Novo salto na sua vida:
 “Em 1955 fui para a tropa. Assentei praça em Estremoz e tempo depois mandaram-me para a Manutenção Militar, em Évora. Daqui regressei a Estremoz e passado um ano e meio fui desmobilizado e enviaram-me para casa.”

E voltou à vida antiga:
 “Sim, e à herdade da Represa, para a faina do arroz que, de uma maneira geral, me ocupava praticamente de Janeiro até Setembro, com interregnos para acudir à ceifa dos outros cereais. Claro que, livre da tropa e com trabalho mais ou menos garantido, comecei então a pensar em termos de futuro, porque não queria continuar na dependência dos meus pais.”

E agora, sim, surgiu a grande decisão:
 “Já antes de ir para a tropa eu namorava com a rapariga que eu sabia que, logo que estivesse livre da obrigação militar, viria um dia a ser a minha mulher. E assim aconteceu. Casámos ou, mais propriamente, juntámo-nos, e fomos morar para o Sabugueiro. Deste enlace nasceram quatro filhos, mas uma menina morreu passados poucos dias. Neste momento, portanto, tenho dois filhos (um mora em Sabugueiro e outro em Arraiolos) e uma filha que reside aqui em Montemor. São todos casados.”

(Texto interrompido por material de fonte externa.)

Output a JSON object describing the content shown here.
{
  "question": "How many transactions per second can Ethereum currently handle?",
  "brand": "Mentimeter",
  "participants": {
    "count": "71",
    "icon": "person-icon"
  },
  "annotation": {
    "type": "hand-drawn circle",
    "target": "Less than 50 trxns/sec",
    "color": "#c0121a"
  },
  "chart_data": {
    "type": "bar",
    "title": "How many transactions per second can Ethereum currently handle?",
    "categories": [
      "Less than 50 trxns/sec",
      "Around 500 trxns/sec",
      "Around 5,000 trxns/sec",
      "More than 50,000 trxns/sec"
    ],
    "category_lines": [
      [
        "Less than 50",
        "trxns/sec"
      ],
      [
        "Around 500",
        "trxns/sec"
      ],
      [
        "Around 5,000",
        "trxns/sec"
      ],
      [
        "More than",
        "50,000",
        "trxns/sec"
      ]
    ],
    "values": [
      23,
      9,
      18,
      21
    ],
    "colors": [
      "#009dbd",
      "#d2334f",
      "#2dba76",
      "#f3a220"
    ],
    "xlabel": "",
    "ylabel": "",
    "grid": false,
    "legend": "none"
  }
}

Apesar do namoro não ter sido contrariado pelos pais, mesmo assim nesses tempos a vida não era fácil para os namorados:
 “Quando nos começámos a namorar, trabalhávamos ambos na Represa. Tinhamos de arranjar a maneira de nos encontrarmos no caminho de regresso a casa, mas com o cuidado de nos separarmos quando já estávamos perto da aldeia, porque era impensável sermos vistos juntos fora de portas. Só me era permitido falar com a minha namorada numa janela mais alta e, mesmo assim, com a mãe a vigiar. Parecido com o que se passa agora, não é ? O que dantes era de menos, agora é de mais.”

Mas, é claro, também iam a divertimentos.
 “Fomos algumas vezes a bailes no Sabugueiro, em S. Pedro da Gafanhoeira ou nalguns montes ali à volta. Isto num tempo em que as namoradas iam sempre acompanhadas, sobretudo pelas mães, para que não pusessem o pé em ramo verde. Já agora, e a propósito destes bailaricos, deixe-me contar-lhe um episódio que nunca mais esqueci. Uma vez, num monte perto de S. Pedro, organizou-se um baile com um tocador de harmónio, como era normal. À entrada da casa havia um poial com potes e cântaros com água. Ora como o pessoal era muito e a casa era pequena os empurrões sucediam-se e, a dado momento, um dos homens que por ali estava não conseguiu evitar e foi contra os cântaros, que se partiram. Foi o princípio de uma enorme zaragata. Envolveu-se tudo à pancada e à pedrada e já ninguém se entendia. Não tive outro remédio que não o fugir para evitar a confusão ou levar com alguma pedra transviada.”

Segundo nos confessa, é bem tratado no Abrigo e não tem razão de queixa seja de quem for:
 “Integrei-me bem no espírito da instituição e já fiz parte de algumas iniciativas que aqui se fazem para tornar mais agradáveis as nossas horas. Fiz teatro, entrei no coral, vou às piscinas municipais e não me escuso a ir dar os meus passeios, dos quais destaco as idas ao Fluviário de Mora e ao Palácio de Vila Viçosa. Como já disse, toda a gente me trata bem, mas sem desprimor para as restantes, gostaria de salientar o papel da D. Céu, que é realmente uma pessoa extraordinária.”

A nossa conversa chegava ao fim, mas ficámos com a certeza de que muito ficou por revelar pelo nosso amigo Tira-Picos. Fica para uma próxima oportunidade.